Comedy Fest Review: Arj Barker in Get in my head

ArjI saw Arj Barker for the one and only time in a gala show a few years ago. I wasn’t that impressed with his ‘surf rock’ comedy then, but the thing with gala shows is that you get a 5 minute slice of a comedian’s repetoire. And for some comics that’s plenty. While for others they need a longer amount of time to build up the narrative, the themes, the beats etc to be great comics. Arj definitely falls into the latter. His show “Get in my head” is a brilliant piece of carefully structured comedy that flies in the face of a lot of comedy conventions when it comes to putting on shows in New Zealand.

By that I mean that in New Zealand we like our comedians to be more self-deprecating. We like jokes about them.

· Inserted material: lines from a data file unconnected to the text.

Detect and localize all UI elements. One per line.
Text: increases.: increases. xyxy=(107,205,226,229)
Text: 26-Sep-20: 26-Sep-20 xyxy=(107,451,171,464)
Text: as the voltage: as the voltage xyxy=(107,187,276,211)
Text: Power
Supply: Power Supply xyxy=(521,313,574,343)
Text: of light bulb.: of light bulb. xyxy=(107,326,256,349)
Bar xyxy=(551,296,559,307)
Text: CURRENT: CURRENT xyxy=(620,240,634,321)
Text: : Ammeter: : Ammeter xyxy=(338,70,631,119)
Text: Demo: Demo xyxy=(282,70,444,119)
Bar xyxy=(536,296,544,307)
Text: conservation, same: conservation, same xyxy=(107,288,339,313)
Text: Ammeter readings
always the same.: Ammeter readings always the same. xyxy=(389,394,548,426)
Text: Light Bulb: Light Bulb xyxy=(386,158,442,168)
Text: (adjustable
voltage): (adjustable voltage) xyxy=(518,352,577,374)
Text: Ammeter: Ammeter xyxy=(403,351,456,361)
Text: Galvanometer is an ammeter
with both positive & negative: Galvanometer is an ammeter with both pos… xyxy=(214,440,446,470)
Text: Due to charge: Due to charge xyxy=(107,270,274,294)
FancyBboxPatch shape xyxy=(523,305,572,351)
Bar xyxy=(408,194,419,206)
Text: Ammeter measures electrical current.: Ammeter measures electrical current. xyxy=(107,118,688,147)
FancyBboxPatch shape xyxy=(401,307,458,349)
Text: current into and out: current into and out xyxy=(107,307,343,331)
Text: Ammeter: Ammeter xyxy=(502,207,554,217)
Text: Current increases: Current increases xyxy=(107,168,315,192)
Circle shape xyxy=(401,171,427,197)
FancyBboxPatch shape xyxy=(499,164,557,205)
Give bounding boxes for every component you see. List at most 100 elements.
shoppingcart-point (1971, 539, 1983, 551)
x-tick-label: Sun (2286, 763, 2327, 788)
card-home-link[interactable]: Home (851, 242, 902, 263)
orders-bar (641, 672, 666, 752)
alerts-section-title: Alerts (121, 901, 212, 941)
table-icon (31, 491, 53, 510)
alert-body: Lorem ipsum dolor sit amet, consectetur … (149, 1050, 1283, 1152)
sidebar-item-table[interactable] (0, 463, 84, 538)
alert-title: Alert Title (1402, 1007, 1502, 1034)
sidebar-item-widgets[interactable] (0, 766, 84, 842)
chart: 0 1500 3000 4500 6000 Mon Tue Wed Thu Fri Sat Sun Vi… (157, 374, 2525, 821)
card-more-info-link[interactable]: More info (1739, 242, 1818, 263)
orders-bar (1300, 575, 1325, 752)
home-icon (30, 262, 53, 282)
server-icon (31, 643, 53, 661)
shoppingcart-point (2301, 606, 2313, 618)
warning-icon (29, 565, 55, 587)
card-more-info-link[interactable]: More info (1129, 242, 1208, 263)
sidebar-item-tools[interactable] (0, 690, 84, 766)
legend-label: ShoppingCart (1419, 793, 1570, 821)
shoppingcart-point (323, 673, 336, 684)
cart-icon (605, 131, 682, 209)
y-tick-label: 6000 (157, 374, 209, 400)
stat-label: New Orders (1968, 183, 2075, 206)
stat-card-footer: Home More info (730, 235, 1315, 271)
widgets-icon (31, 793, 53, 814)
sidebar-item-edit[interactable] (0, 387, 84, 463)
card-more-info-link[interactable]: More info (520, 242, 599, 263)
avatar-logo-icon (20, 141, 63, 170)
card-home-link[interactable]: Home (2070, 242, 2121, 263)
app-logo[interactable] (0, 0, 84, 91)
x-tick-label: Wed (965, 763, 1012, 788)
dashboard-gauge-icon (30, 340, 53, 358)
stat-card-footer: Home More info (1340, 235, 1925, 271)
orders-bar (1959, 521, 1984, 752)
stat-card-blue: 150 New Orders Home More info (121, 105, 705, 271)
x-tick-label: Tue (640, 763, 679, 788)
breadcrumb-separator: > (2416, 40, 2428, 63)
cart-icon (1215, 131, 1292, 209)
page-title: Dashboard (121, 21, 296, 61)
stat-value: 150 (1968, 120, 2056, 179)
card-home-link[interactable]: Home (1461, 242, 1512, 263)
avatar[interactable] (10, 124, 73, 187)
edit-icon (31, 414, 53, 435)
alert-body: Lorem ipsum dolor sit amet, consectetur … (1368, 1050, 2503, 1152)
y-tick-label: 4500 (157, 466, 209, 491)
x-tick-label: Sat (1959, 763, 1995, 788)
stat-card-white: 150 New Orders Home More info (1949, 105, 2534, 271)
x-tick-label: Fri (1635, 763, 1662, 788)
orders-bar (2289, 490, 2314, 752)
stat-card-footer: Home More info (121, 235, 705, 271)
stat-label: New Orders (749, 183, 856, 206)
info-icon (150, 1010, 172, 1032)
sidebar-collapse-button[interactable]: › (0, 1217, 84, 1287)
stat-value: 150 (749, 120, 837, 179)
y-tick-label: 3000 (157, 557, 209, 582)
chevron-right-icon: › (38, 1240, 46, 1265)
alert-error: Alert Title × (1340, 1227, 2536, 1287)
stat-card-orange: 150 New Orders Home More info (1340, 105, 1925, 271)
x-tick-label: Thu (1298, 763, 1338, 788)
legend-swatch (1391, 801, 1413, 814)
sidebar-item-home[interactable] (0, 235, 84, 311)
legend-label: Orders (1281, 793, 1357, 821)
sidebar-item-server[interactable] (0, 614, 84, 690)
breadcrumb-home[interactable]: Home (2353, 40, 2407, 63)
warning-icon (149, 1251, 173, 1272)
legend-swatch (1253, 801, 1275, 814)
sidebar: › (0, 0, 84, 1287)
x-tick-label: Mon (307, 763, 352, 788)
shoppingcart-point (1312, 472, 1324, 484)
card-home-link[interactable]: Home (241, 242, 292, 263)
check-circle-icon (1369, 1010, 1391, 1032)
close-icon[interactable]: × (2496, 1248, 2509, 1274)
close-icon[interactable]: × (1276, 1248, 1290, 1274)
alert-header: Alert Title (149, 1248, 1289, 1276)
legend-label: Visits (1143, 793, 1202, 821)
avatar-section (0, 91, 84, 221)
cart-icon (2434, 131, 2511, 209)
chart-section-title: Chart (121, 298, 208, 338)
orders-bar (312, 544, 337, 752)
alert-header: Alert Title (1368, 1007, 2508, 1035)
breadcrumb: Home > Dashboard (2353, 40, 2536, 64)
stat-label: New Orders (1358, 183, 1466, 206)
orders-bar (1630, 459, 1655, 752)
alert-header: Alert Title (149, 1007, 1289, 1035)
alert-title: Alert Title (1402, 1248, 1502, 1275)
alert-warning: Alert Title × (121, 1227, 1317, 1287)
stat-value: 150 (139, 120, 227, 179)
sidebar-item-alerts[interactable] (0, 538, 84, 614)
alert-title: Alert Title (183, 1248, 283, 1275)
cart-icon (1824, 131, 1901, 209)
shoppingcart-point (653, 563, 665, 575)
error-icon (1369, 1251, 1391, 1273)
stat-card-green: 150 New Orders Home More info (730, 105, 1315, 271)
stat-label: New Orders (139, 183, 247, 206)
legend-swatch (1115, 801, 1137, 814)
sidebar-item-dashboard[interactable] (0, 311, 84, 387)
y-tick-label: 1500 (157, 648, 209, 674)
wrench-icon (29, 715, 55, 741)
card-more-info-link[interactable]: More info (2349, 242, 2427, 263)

We don’t want to hear them being mean about us. And yet Arj manages to do the latter by pretending to do the former. All throughout his show are little pieces, throwaway lines that are designed to make him sound like an asshole, and the audience loved him for it.

The show is complicated. It doesn’t start that way, he comes out on stage in his usual chilled out style and his patter is standard opening fare for a comedy show. But from there he starts into some longer-form joke telling which have large parts without laughter but the pay-off is nearly always worth it.

He also likes to deconstruct his gags for the audience. Which adds another layer of humour, it’s a brilliant tool to milk a second laugh from one idea – if done well. It seems to be the trend at the moment to deconstruct comedy by comics on stage but not all have the deft touch to manage it. Arj does, in spades.

Some of the gags are dumb wordplay. But they’re only dumb in the way they look so effortless, in actual fact they are exceedingly cleverly put together.

There were parts that seemed to be satirising the false profundity that you often see in earnest comedy shows that try to articulate a point and he skewers them as wonderfully as he skewers our mundane lives.

The only criticism I could make is that he perhaps doesn’t completely win the trust of the audience for the whole hour. The third quarter of the show does hit a bit of a lull but he brings it back for a great ending.

It’s a shame he only did one night in Wellington but I’m sure he’ll be back.